Observer under FreeRTOS: Events stop coming after a few minutes.
I am using the nRF52832 as simple observer running under FreeRTOS on a custom board. The built is based on the SDK HRM peripheral example. I have stripped down my code so that only the task left is the one in which the SD runs. I have a handler for BLE_GAP_EVT_ADV_REPORT events installed. Nothing else is running (no UART or any other peripheral).
The SD stops calling my handler after a few minutes (completely random) if the runtime of the handler (artificial busy-loop) is longer than about 300us which, I guess, is roughly the minimum distance between two advertising reports minus caller overhead. The SD throws no hardfault or any other error, the BLE events just stop coming in. FreeRTOS continues running normally. With the handler runtime below 200us, everything is fine. Strangely, runtimes >>300us (e.g. 10ms) do not accelerate the occurrence of the error.
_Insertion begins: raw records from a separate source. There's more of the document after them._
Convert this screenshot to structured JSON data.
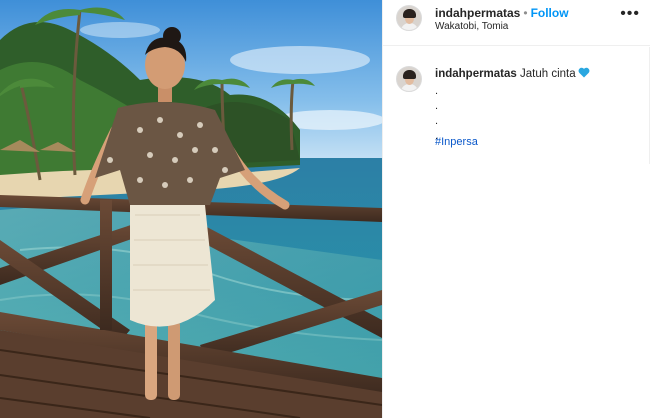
{
  "post": {
    "photo_icon": "beach-dock-photo",
    "username": "indahpermatas",
    "separator": "•",
    "follow_label": "Follow",
    "location": "Wakatobi, Tomia",
    "more_icon": "more-options-icon",
    "more_glyph": "•••"
  },
  "caption": {
    "username": "indahpermatas",
    "text": "Jatuh cinta",
    "emoji": "blue-heart-icon",
    "lines": [
      ".",
      ".",
      ".",
      "."
    ],
    "hashtag": "#Inpersa"
  },
  "colors": {
    "follow_blue": "#0095f6",
    "hashtag_blue": "#0a58ca",
    "heart_blue": "#2aa7e0",
    "border": "#efefef"
  }
}
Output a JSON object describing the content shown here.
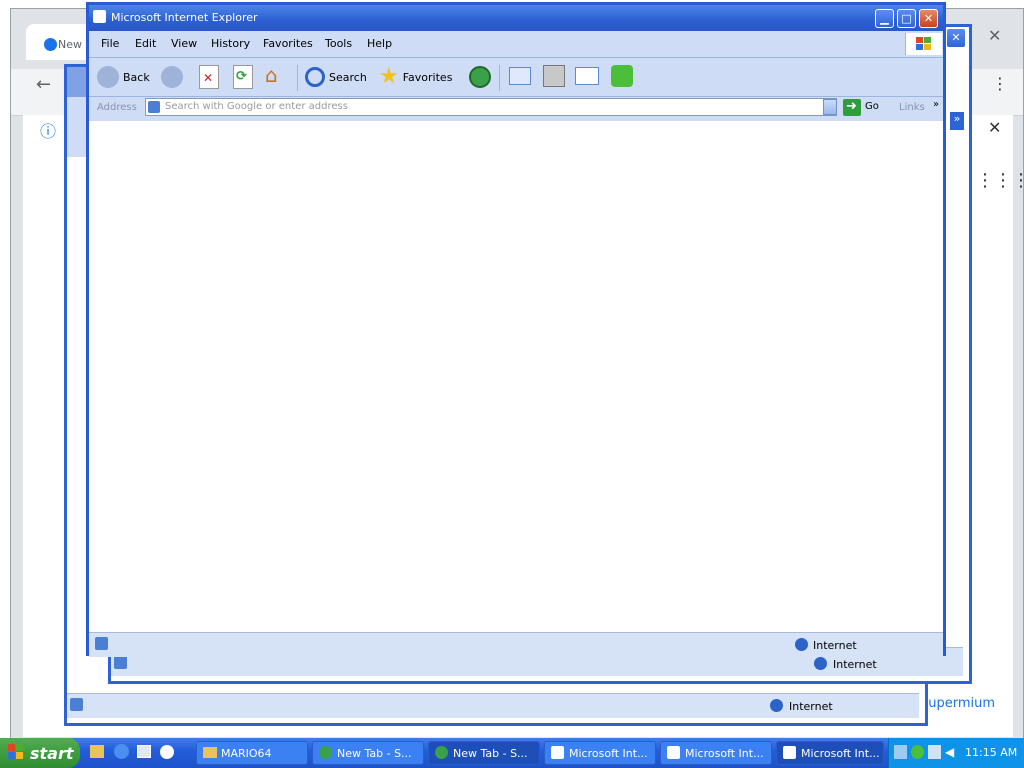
{
  "chrome": {
    "tab_label": "New",
    "footer_link": "Supermium"
  },
  "ie_back": {
    "status_text_win2": "Internet",
    "status_text_win3": "Internet"
  },
  "ie": {
    "title": "Microsoft Internet Explorer",
    "menu": [
      {
        "label": "File"
      },
      {
        "label": "Edit"
      },
      {
        "label": "View"
      },
      {
        "label": "History"
      },
      {
        "label": "Favorites"
      },
      {
        "label": "Tools"
      },
      {
        "label": "Help"
      }
    ],
    "toolbar": {
      "back": "Back",
      "search": "Search",
      "favorites": "Favorites"
    },
    "address": {
      "label": "Address",
      "placeholder": "Search with Google or enter address",
      "go": "Go",
      "links": "Links"
    },
    "status": "Internet"
  },
  "taskbar": {
    "start": "start",
    "tasks": [
      {
        "label": "MARIO64"
      },
      {
        "label": "New Tab - S..."
      },
      {
        "label": "New Tab - S..."
      },
      {
        "label": "Microsoft Int..."
      },
      {
        "label": "Microsoft Int..."
      },
      {
        "label": "Microsoft Int..."
      }
    ],
    "clock": "11:15 AM"
  },
  "colors": {
    "ie_frame": "#2a5bd7",
    "ie_bars": "#cfdcf5",
    "taskbar": "#245edb",
    "start": "#2f8c31",
    "tray": "#0f93e8"
  }
}
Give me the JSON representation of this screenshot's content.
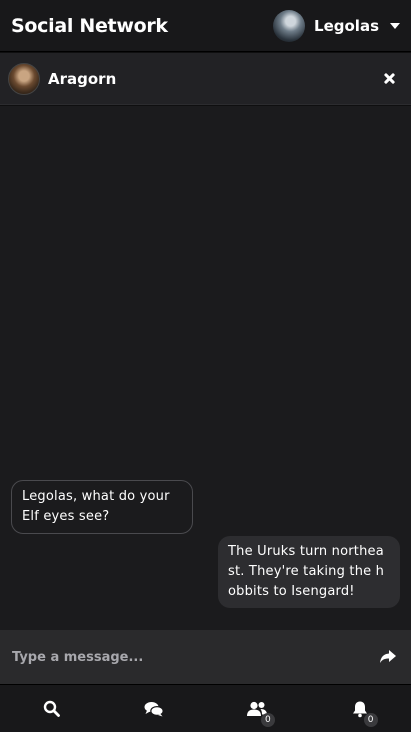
{
  "topbar": {
    "brand": "Social Network",
    "user_name": "Legolas"
  },
  "chat": {
    "contact_name": "Aragorn",
    "messages": [
      {
        "direction": "incoming",
        "text": "Legolas, what do your Elf eyes see?"
      },
      {
        "direction": "outgoing",
        "text": "The Uruks turn northea st. They're taking the h obbits to Isengard!"
      }
    ]
  },
  "composer": {
    "placeholder": "Type a message..."
  },
  "bottom_nav": {
    "items": [
      {
        "icon": "search-icon"
      },
      {
        "icon": "chat-icon"
      },
      {
        "icon": "friends-icon",
        "badge": "0"
      },
      {
        "icon": "bell-icon",
        "badge": "0"
      }
    ]
  },
  "colors": {
    "background": "#1b1b1d",
    "header": "#18181a",
    "bubble_out": "#2d2d30",
    "bubble_in_border": "#4a4a4e"
  }
}
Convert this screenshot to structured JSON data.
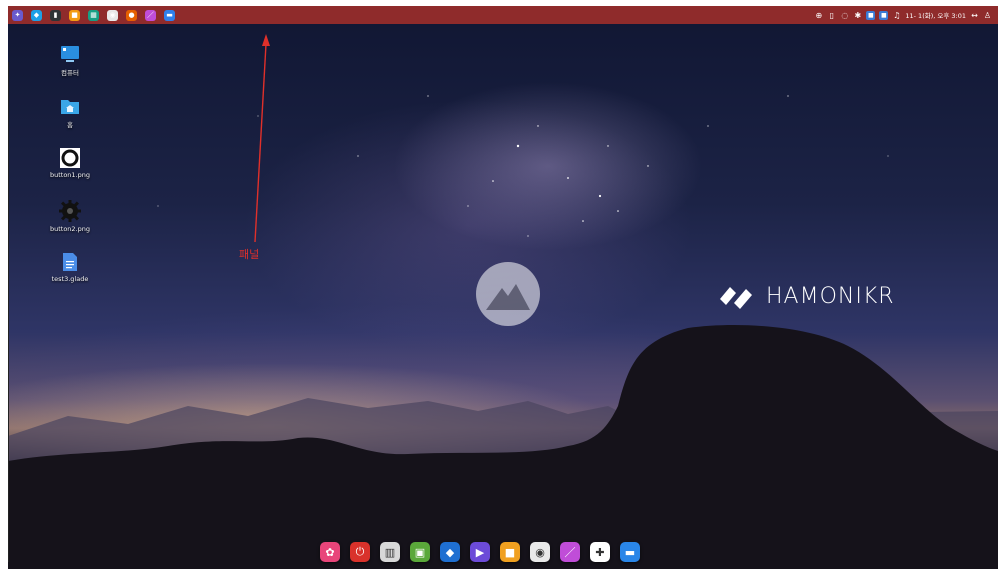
{
  "panel": {
    "app_icons": [
      {
        "name": "hamonikr-menu-icon",
        "color": "#6a5acd",
        "glyph": "✦"
      },
      {
        "name": "bird-app-icon",
        "color": "#1ea0e6",
        "glyph": "◆"
      },
      {
        "name": "terminal-icon",
        "color": "#2e3436",
        "glyph": "▮"
      },
      {
        "name": "files-icon",
        "color": "#f39c12",
        "glyph": "■"
      },
      {
        "name": "calculator-icon",
        "color": "#16a085",
        "glyph": "▦"
      },
      {
        "name": "chrome-icon",
        "color": "#e8e8e8",
        "glyph": "◉"
      },
      {
        "name": "firefox-icon",
        "color": "#e66000",
        "glyph": "●"
      },
      {
        "name": "draw-icon",
        "color": "#c04dd8",
        "glyph": "／"
      },
      {
        "name": "window-icon",
        "color": "#2f80ed",
        "glyph": "▬"
      }
    ],
    "tray": [
      "⊕",
      "▯",
      "◌",
      "✱",
      "■",
      "■",
      "♫"
    ],
    "clock": "11- 1(화), 오후 3:01",
    "tray_end": [
      "↔",
      "♙"
    ]
  },
  "desktop": {
    "icons": [
      {
        "label": "컴퓨터",
        "kind": "computer"
      },
      {
        "label": "홈",
        "kind": "home"
      },
      {
        "label": "button1.png",
        "kind": "ring"
      },
      {
        "label": "button2.png",
        "kind": "gear"
      },
      {
        "label": "test3.glade",
        "kind": "doc"
      }
    ]
  },
  "annotation": {
    "label": "패널",
    "color": "#e0302a"
  },
  "brand": {
    "name": "HAMONIKR"
  },
  "dock": {
    "items": [
      {
        "name": "app-pink-icon",
        "color": "#e8457a",
        "glyph": "✿"
      },
      {
        "name": "power-icon",
        "color": "#d9322b",
        "glyph": "⏻"
      },
      {
        "name": "trash-icon",
        "color": "#d8d8d8",
        "glyph": "▥"
      },
      {
        "name": "software-center-icon",
        "color": "#5aa83a",
        "glyph": "▣"
      },
      {
        "name": "bird-app-icon",
        "color": "#1f6fd1",
        "glyph": "◆"
      },
      {
        "name": "media-player-icon",
        "color": "#6c4bd8",
        "glyph": "▶"
      },
      {
        "name": "folder-icon",
        "color": "#f0a020",
        "glyph": "■"
      },
      {
        "name": "chrome-icon",
        "color": "#e9e9e9",
        "glyph": "◉"
      },
      {
        "name": "draw-icon",
        "color": "#c04dd8",
        "glyph": "／"
      },
      {
        "name": "slack-icon",
        "color": "#ffffff",
        "glyph": "✚"
      },
      {
        "name": "window-icon",
        "color": "#2a86e8",
        "glyph": "▬"
      }
    ]
  }
}
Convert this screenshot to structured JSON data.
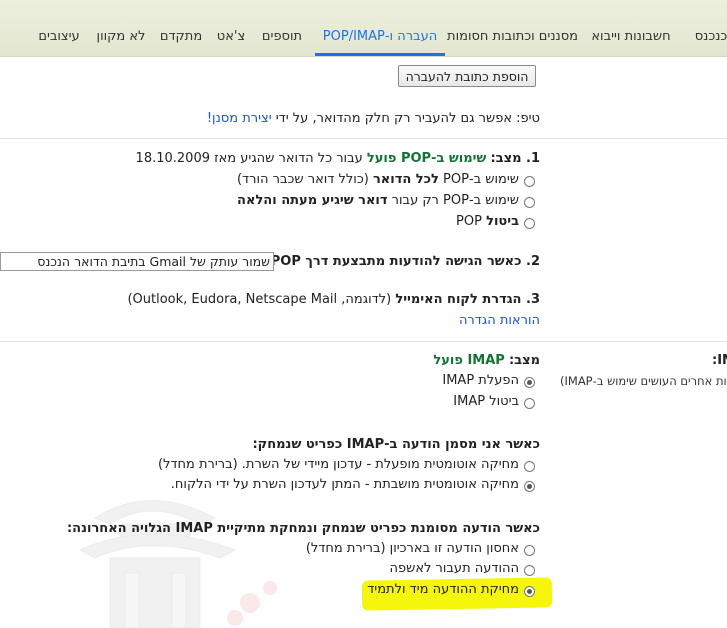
{
  "tabs": [
    {
      "label": "כנכנס"
    },
    {
      "label": "חשבונות וייבוא"
    },
    {
      "label": "מסננים וכתובות חסומות"
    },
    {
      "label": "העברה ו-POP/IMAP"
    },
    {
      "label": "תוספים"
    },
    {
      "label": "צ'אט"
    },
    {
      "label": "מתקדם"
    },
    {
      "label": "לא מקוון"
    },
    {
      "label": "עיצובים"
    }
  ],
  "forwarding": {
    "add_button": "הוספת כתובת להעברה",
    "tip_text": "טיפ: אפשר גם להעביר רק חלק מהדואר, על ידי",
    "tip_link": "יצירת מסנן!"
  },
  "pop": {
    "s1_prefix": "1. מצב:",
    "s1_status": "שימוש ב-POP פועל",
    "s1_suffix": "עבור כל הדואר שהגיע מאז 18.10.2009",
    "opt1_a": "שימוש ב-POP",
    "opt1_b": "לכל הדואר",
    "opt1_c": "(כולל דואר שכבר הורד)",
    "opt2_a": "שימוש ב-POP רק עבור",
    "opt2_b": "דואר שיגיע מעתה והלאה",
    "opt3_a": "ביטול",
    "opt3_b": "POP",
    "s2_label": "2. כאשר הגישה להודעות מתבצעת דרך",
    "s2_pop": "POP",
    "s2_value": "שמור עותק של Gmail בתיבת הדואר הנכנס",
    "s3_label": "3. הגדרת לקוח האימייל",
    "s3_example": "(לדוגמה, Outlook, Eudora, Netscape Mail)",
    "s3_link": "הוראות הגדרה"
  },
  "imap": {
    "side_title": ":IM",
    "side_desc": "קוחות אחרים העושים שימוש ב-IMAP)",
    "status_label": "מצב:",
    "status_value": "IMAP פועל",
    "enable": "הפעלת IMAP",
    "disable": "ביטול IMAP",
    "deleted_heading": "כאשר אני מסמן הודעה ב-IMAP כפריט שנמחק:",
    "auto_on": "מחיקה אוטומטית מופעלת - עדכון מיידי של השרת. (ברירת מחדל)",
    "auto_off": "מחיקה אוטומטית מושבתת - המתן לעדכון השרת על ידי הלקוח.",
    "expunge_heading": "כאשר הודעה מסומנת כפריט שנמחק ונמחקת מתיקיית IMAP הגלויה האחרונה:",
    "archive": "אחסון הודעה זו בארכיון (ברירת מחדל)",
    "trash": "ההודעה תעבור לאשפה",
    "delete_forever": "מחיקת ההודעה מיד ולתמיד"
  },
  "colors": {
    "accent": "#1a73e8",
    "status_green": "#137333",
    "highlight": "#f5f500"
  }
}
Any idea where this might come from?
found a race condition in nrf_sdh_freertos.c file
softdevice task() tries to pull events from SD and then suspends the tasks unconditionally until the SD_EVT_IRQHandler resumes it.
But, if the below h…
I had a related problem, reported in a private case, and this code change does fix it. Thanks Susheel!
Forgot to mention: I have a lot (>20) of advertisers running in the vicinity to stress my system. So the probability of getting two reports coming in very close together is pretty high.
Norbert said:So the probability of getting two reports coming in very close together is pretty high.
This should not be a problem for the SD and I do not think is the reason for what you see.
I think that you are seeing a deadlock somewhere in one of your threads. Hard to say where and why, but if there are any conditions where you are waiting for some flags set in another thread, then make sure that you have scoped out a possibility of having a deadlock there since these checks are not normally atomic.
Not sure. As I said, I have stripped down the project to only one task (the one running the SD), so there cannot be a deadlock between tasks.
My current workaround is to communicate the event to a lower-priority task using a binary semaphore and treat the event there. This takes only ~20us in the event handler and the problem goes away.
However this does not satisfy me as I think there is still something wrong at the base.
The fact that your solution worked makes me believe stronger that this was a deadlock issue. You serialized the access using a binary semaphore and the problem went away, I cannot say with 100% certainty without understanding your different priority tasks and when they suspend and resume.
I would be happy to provide you the stripped-down test case, if you could spare the time to look into it. Just let me know how I can push a project to you.